“O pintor é feito um livro que não tem fim.”
Fernando Diniz
Fernando Diniz (1918- 1999) é o mais antigo doente mental frequentador do ateliê de Nise da Silveira. Nasceu na Bahia, oriundo de família pobre de origem negra, cresceu sem a presença do pai. Passou a maior parte de sua vida internado em instituições. Aos 4 anos de idade foi para o Rio de Janeiro com sua mãe, que trabalhou como costureira. Dessa forma, passaram a viver em um ambiente de enormes contrastes marcado pela exclusão econômica, social e racial.
Aos 5 anos, sua mãe abandonou o segundo filho recém-nascido na chamada roda da Casa dos Expostos, lugar onde eram entregues as crianças, de forma anônima, para adoção. Passaram por grandes dificuldades financeiras, por isso, aos 9 anos, ele próprio, foi deixado por dois anos em uma instituição em Petrópolis, onde permaneceu aos cuidados das freiras.
Aos 11 anos, retornou ao Rio de Janeiro, passando a frequentar uma escola pública. Anos depois, teve um surto psicótico ao tomar conhecimento de que a mulher que gostava havia se casado com outro. Abandonou os estudos e permaneceu perambulando, por muito tempo, sujo pelas ruas de Copacabana.
Em 1944, foi internado no Manicômio Judiciário após ser flagrado nadando sem roupas no mar, fato que Nise da Silveira se referia como sendo seu único gesto de rebeldia.
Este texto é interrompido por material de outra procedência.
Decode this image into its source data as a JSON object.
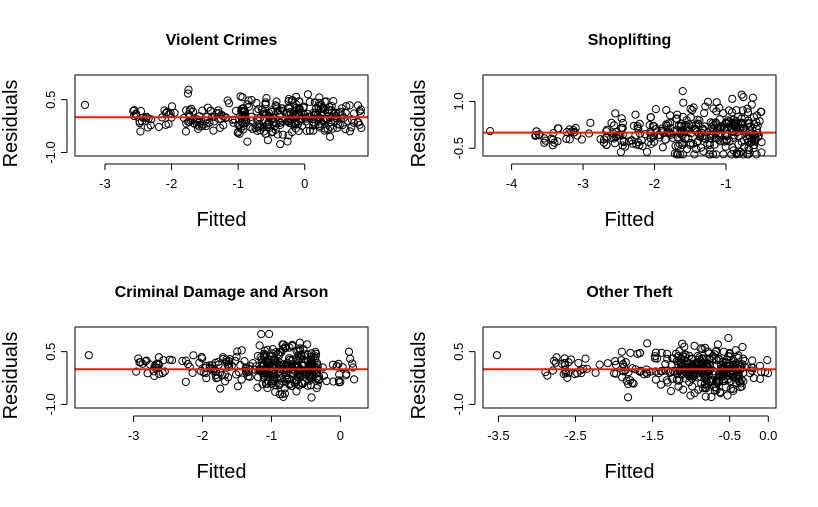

Foi levado preso por atentado ao pudor e desacato à autoridade. Nos primeiros anos de internação foi submetido ao eletrochoque e ao coma insulínico, sem melhoras significativas. Estereotipado como louco, permaneceu mudo, isolado e alheio ao mundo externo.
Em 1949, foi transferido para o Centro Psiquiátrico Pedro II, onde encontrou a psiquiatra Nise da Silveira no ateliê de pintura e modelagem, criado em 1946 por ela, no qual a arte era usada como oficina terapêutica de forma a favorecer a livre expressão dos pacientes.
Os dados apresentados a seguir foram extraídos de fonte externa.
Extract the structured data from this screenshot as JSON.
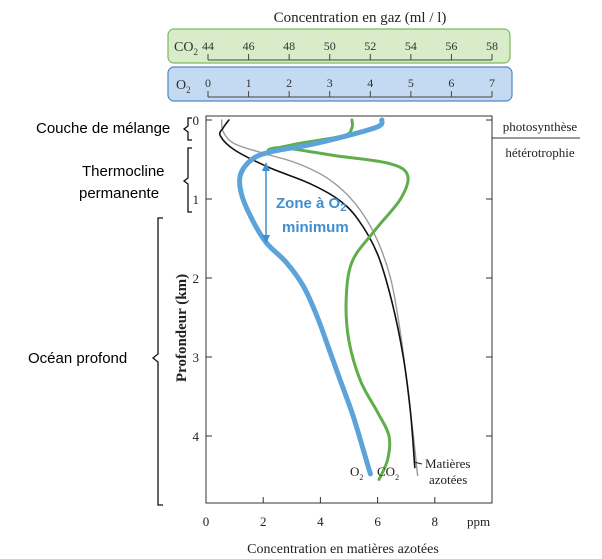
{
  "chart_data": {
    "type": "line",
    "title": "",
    "gas_axis": {
      "label": "Concentration en gaz (ml / l)",
      "co2": {
        "name": "CO",
        "sub": "2",
        "ticks": [
          44,
          46,
          48,
          50,
          52,
          54,
          56,
          58
        ],
        "range": [
          44,
          58
        ]
      },
      "o2": {
        "name": "O",
        "sub": "2",
        "ticks": [
          0,
          1,
          2,
          3,
          4,
          5,
          6,
          7
        ],
        "range": [
          0,
          7
        ]
      }
    },
    "xlabel": "Concentration en matières azotées",
    "x_unit": "ppm",
    "x_ticks": [
      0,
      2,
      4,
      6,
      8
    ],
    "xlim": [
      0,
      10
    ],
    "ylabel": "Profondeur (km)",
    "y_ticks": [
      0,
      1,
      2,
      3,
      4
    ],
    "ylim": [
      0,
      4.75
    ],
    "y_inverted": true,
    "series": [
      {
        "name": "O2",
        "label_main": "O",
        "label_sub": "2",
        "color": "#5ba3d9",
        "points": [
          [
            6.15,
            0
          ],
          [
            5.9,
            0.1
          ],
          [
            3.8,
            0.3
          ],
          [
            2.3,
            0.4
          ],
          [
            1.6,
            0.5
          ],
          [
            1.2,
            0.7
          ],
          [
            1.25,
            0.95
          ],
          [
            1.6,
            1.25
          ],
          [
            2.1,
            1.55
          ],
          [
            2.8,
            1.8
          ],
          [
            3.4,
            2.1
          ],
          [
            3.9,
            2.5
          ],
          [
            4.3,
            2.9
          ],
          [
            4.7,
            3.3
          ],
          [
            5.1,
            3.7
          ],
          [
            5.4,
            4.05
          ],
          [
            5.6,
            4.3
          ],
          [
            5.75,
            4.48
          ]
        ]
      },
      {
        "name": "CO2",
        "label_main": "CO",
        "label_sub": "2",
        "color": "#5fae4a",
        "points": [
          [
            5.1,
            0
          ],
          [
            5.1,
            0.1
          ],
          [
            4.8,
            0.2
          ],
          [
            3.2,
            0.3
          ],
          [
            2.2,
            0.38
          ],
          [
            2.7,
            0.35
          ],
          [
            4.5,
            0.45
          ],
          [
            6.4,
            0.55
          ],
          [
            7.05,
            0.7
          ],
          [
            6.8,
            1.0
          ],
          [
            5.9,
            1.4
          ],
          [
            5.1,
            1.8
          ],
          [
            4.9,
            2.3
          ],
          [
            5.0,
            2.8
          ],
          [
            5.4,
            3.3
          ],
          [
            6.0,
            3.7
          ],
          [
            6.4,
            4.0
          ],
          [
            6.35,
            4.3
          ],
          [
            6.05,
            4.55
          ]
        ]
      },
      {
        "name": "Matières azotées",
        "color": "#111111",
        "points": [
          [
            0.8,
            0
          ],
          [
            0.6,
            0.1
          ],
          [
            0.5,
            0.2
          ],
          [
            1.0,
            0.38
          ],
          [
            2.2,
            0.6
          ],
          [
            3.6,
            0.8
          ],
          [
            4.6,
            1.0
          ],
          [
            5.3,
            1.25
          ],
          [
            6.0,
            1.7
          ],
          [
            6.5,
            2.3
          ],
          [
            6.9,
            3.0
          ],
          [
            7.15,
            3.7
          ],
          [
            7.3,
            4.4
          ]
        ]
      },
      {
        "name": "Matières azotées (courbe grise)",
        "color": "#9a9a9a",
        "points": [
          [
            0.55,
            0
          ],
          [
            0.6,
            0.15
          ],
          [
            1.0,
            0.3
          ],
          [
            2.0,
            0.42
          ],
          [
            3.2,
            0.55
          ],
          [
            4.3,
            0.75
          ],
          [
            5.2,
            1.05
          ],
          [
            5.9,
            1.45
          ],
          [
            6.45,
            2.0
          ],
          [
            6.8,
            2.7
          ],
          [
            7.05,
            3.4
          ],
          [
            7.25,
            4.0
          ],
          [
            7.4,
            4.5
          ]
        ]
      }
    ],
    "series_text_label": {
      "line1": "Matières",
      "line2": "azotées"
    },
    "zones": [
      {
        "label": "Couche de mélange",
        "from": 0,
        "to": 0.15
      },
      {
        "label": [
          "Thermocline",
          "permanente"
        ],
        "from": 0.2,
        "to": 1.0
      },
      {
        "label": "Océan profond",
        "from": 1.1,
        "to": 4.7
      }
    ],
    "annotation": {
      "line1": "Zone à O",
      "line1_sub": "2",
      "line2": "minimum",
      "from": 0.5,
      "to": 1.2
    },
    "right_labels": {
      "upper": "photosynthèse",
      "lower": "hétérotrophie"
    }
  },
  "colors": {
    "co2_box_fill": "#d9ecc9",
    "co2_box_border": "#7aba5b",
    "o2_box_fill": "#c4daf2",
    "o2_box_border": "#4f86c6",
    "annotation": "#3f8fd0"
  }
}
Ao longo dos quarenta anos em que Fernando Diniz produziu toda a sua obra, destacam-se as imagens coloridas que variam do figurativo ao abstrato e as figuras geométricas circulares, as famosas mandalas que foram bastante valorizadas, especialmente por Carl Gustav Jung (1875-1961) que, na época, mantinha correspondência com Nise da Silveira. O reconhecimento da importância de sua obra se deu na década de 60 a partir do contato com críticos de arte como Mario Pedrosa (1990-1981), conhecido por suas contribuições para a crítica da arte e da política no Brasil.
Nos anos 80, foram realizadas duas produções cinematográficas sobre a exclusão social dos chamados doentes mentais e a política de assistência no campo da saúde mental brasileira. Fizeram parte desses filmes os três pacientes esquizofrênicos acompanhados pela Nise da Silveira como Adelina Gomes, Emygdio de Barros e Fernando Diniz. Cada um protagonizou uma parte da trilogia do filme Imagens do Inconsciente produzido pelo cineasta e militante político Leon Hirszman. No segundo filme, Fernando Diniz participou do premiado curta-metragem Estrela de Oito Pontas que registrou seu processo de criação pelo cineasta de animação Marcos Magalhães.
Ganhou seu primeiro prêmio em uma exposição promovida pela Fédération des Sociétés de Croix Marine, inaugurada em 15 de outubro de 1957, na Salle Saint-Jean do Hôtel de Ville de Paris. Uma comissão de críticos de arte atribuiu o prêmio hors concours à pintura de uma mandala. Foram muitas as homenagens que Diniz recebeu ainda em vida. O hebdomadário parisiense Carrefour publicou um artigo sobre uma série de pinturas na qual ele foi comparado aos pintores modernos. Participou, ainda, de várias exposições individuais de 1979 a 1991 e coletivas de 1970 a 1990. No exterior, em 1957, participou de duas exposições coletivas, a primeira no II Congresso Internacional de Psiquiatria em Zurich e segunda na exposição da Fedèration des Societès de Croix Marine - Prêmio Hors Cours. Suas obras estão reunidas no Museu de Imagens do Inconsciente e sua produção ultrapassa a 20 mil obras de pinturas, desenhos, esculturas, tapetes e mobiles.
Nos seus últimos anos de vida realizou um sonho, ao ganhar uma casa dentro do hospital Pedro Ernesto. Faleceu aos 80 anos de cardiopatia e complicações de um câncer na próstata.